No person in their right state of mind would argue that Mugabe must remain in power, but his removal by force and a military take-over would be a mistake. Lawrence Ndlovu argues that what is needed with great urgency is serious diplomatic mediation which will return power to the people through legitimate national elections. 

When Zimbabwean president Robert Mugabe fired his deputy Emmerson Mnangagwa, he may have proverbially shot himself in the foot. There are now signs of a coup d’état unfolding in Zimbabwe, although while there is military action, it has not been labelled as such. Yet. Army tanks have been seen in Harare; the army has taken over the national broadcaster, and President is nowhere to be seen although is believed to be under house arrest. Any person who has interested himself and herself in African history, especially military takeovers, knows that although the army says that this is not a coup it has all the trappings of one. Let us be clear: if the president of a country (the commander in chief) is no longer in control of his own army and is apparently on some kind of house arrest at the behest of his own army generals, then a coup d’état is taking place in Zimbabwe.

To say that Mr Mugabe has overstayed his welcome as President of Zimbabwe would be an understatement of note. He has travestied the entire social spectrum from hero to villain during his over 30 year tenure. Mugabe could have been defined as a revolutionary. He led the charge for the emancipation of Zimbabwe from oppressive colonial rule which had gone as far as glorifying an Imperialist Cecil John Rhodes by naming an African country after him – Rhodesia. This might seem like an unnecessary point to mention, but it only serves to illustrate how deep the subjugation of the people of Zimbabwe, and the African continent, was. The early Mugabe was a leader who evidently desired only success and stability for Zimbabwe. The period between 1980 to 1990 the Zimbabwean economy was growing and it was evident that Zimbabwe represented the makings of a successful post-colonial African state.

A political avalanche

However, by the time Mugabe implemented his land grab campaign around years 2000-08, he had fallen out of favour with many in Zimbabwe. Although the issue of land was (and still is) a serious problem that must be addressed in many African countries, the motivation of Mugabe in addressing this problem was to secure favour from the people of Zimbabwe.  There emerged in Zimbabwe a serious intolerance of anyone who does not support ZANU PF and Mugabe. Wide-spread reports of intimidation especially around the time of elections were not uncommon; there was a disregard for the constitution especially when Mugabe lost the elections in 2008 and the Zimbabwean Dollar collapsed and the economy still cannot stand on its own – depending almost entirely on the neighbouring states especially South Africa and Botswana. 

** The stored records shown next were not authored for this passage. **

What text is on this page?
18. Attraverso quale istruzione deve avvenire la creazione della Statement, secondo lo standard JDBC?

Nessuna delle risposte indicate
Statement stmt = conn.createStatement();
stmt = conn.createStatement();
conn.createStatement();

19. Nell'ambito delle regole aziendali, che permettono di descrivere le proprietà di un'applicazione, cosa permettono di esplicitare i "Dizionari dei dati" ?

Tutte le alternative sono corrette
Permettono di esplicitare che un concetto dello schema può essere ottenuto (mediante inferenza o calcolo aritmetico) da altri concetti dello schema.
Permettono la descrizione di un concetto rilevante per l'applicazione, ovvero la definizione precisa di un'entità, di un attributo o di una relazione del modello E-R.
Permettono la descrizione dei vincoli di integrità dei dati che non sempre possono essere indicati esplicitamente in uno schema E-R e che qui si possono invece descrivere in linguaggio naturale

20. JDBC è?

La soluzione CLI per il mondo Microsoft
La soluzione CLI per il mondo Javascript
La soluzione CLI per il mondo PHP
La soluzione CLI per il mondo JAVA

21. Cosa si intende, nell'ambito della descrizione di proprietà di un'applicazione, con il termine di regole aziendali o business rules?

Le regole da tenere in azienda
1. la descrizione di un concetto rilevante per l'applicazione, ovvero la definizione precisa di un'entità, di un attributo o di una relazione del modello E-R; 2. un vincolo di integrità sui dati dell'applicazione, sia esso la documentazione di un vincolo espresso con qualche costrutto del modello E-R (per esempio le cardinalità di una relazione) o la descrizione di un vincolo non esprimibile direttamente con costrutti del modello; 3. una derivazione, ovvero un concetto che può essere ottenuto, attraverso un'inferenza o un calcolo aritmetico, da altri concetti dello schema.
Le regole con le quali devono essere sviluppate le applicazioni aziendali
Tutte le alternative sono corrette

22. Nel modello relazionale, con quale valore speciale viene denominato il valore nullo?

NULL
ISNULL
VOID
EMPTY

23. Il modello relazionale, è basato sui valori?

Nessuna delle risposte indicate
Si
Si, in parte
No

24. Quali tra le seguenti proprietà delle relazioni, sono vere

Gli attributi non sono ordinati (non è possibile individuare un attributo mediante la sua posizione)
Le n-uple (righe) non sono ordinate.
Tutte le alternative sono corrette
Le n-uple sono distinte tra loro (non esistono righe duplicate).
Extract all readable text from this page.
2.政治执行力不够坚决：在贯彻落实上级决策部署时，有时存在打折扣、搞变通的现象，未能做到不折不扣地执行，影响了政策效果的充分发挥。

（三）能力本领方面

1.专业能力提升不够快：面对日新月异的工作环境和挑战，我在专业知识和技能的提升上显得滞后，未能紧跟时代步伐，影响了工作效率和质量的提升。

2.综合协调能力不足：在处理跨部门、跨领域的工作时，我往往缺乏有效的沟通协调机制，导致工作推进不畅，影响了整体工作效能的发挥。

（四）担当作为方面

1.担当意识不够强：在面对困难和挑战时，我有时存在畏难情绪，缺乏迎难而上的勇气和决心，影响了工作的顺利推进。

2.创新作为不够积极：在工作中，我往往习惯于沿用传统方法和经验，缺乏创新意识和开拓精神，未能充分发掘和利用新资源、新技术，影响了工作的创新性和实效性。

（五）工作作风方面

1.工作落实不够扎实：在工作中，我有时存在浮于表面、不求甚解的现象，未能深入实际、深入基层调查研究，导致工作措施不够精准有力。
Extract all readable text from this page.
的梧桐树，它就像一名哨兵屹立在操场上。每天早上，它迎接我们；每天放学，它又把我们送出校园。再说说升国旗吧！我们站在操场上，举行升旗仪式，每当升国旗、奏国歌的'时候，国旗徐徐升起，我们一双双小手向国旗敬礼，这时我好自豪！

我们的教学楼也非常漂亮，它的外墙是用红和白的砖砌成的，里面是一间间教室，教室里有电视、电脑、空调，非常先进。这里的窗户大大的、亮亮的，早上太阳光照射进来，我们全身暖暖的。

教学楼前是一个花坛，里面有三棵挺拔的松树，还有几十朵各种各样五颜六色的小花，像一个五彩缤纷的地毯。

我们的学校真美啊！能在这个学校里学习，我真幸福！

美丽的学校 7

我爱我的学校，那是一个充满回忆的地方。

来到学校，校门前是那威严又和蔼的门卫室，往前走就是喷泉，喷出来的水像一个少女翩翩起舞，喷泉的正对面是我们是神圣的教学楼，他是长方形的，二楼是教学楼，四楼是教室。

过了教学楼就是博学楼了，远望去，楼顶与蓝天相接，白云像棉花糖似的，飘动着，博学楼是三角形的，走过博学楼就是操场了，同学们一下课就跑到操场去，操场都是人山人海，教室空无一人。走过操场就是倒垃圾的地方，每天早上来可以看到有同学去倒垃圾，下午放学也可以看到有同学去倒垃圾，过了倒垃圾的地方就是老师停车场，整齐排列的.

There are over a million economic migrants from Zimbabwe in South Africa, Botswana, the United Kingdom and many other countries. The last 5 years has also seen the emergence of Grace Mugabe into Zimbabwean politics. Many commentators and politicians have mentioned Mrs Mugabe sees herself as her husband’s successor. It is the emergence of Mrs Mugabe has also led to the side-lining of Mugabe’s usual allies including the firing of his deputy. The addition of Mrs Mugabe to the heavy-laden Zimbabwean political environment has accelerated the already descending avalanche.   

With all this in mind (with much more not discussed) no person in their right state of mind would argue that Mugabe must remain in power.  History has taught us that any unjust system or person, regardless of the length of years, will eventually collapse. It is from this general consensus that the army sees the need to take upon itself the duty of initiating a regime change.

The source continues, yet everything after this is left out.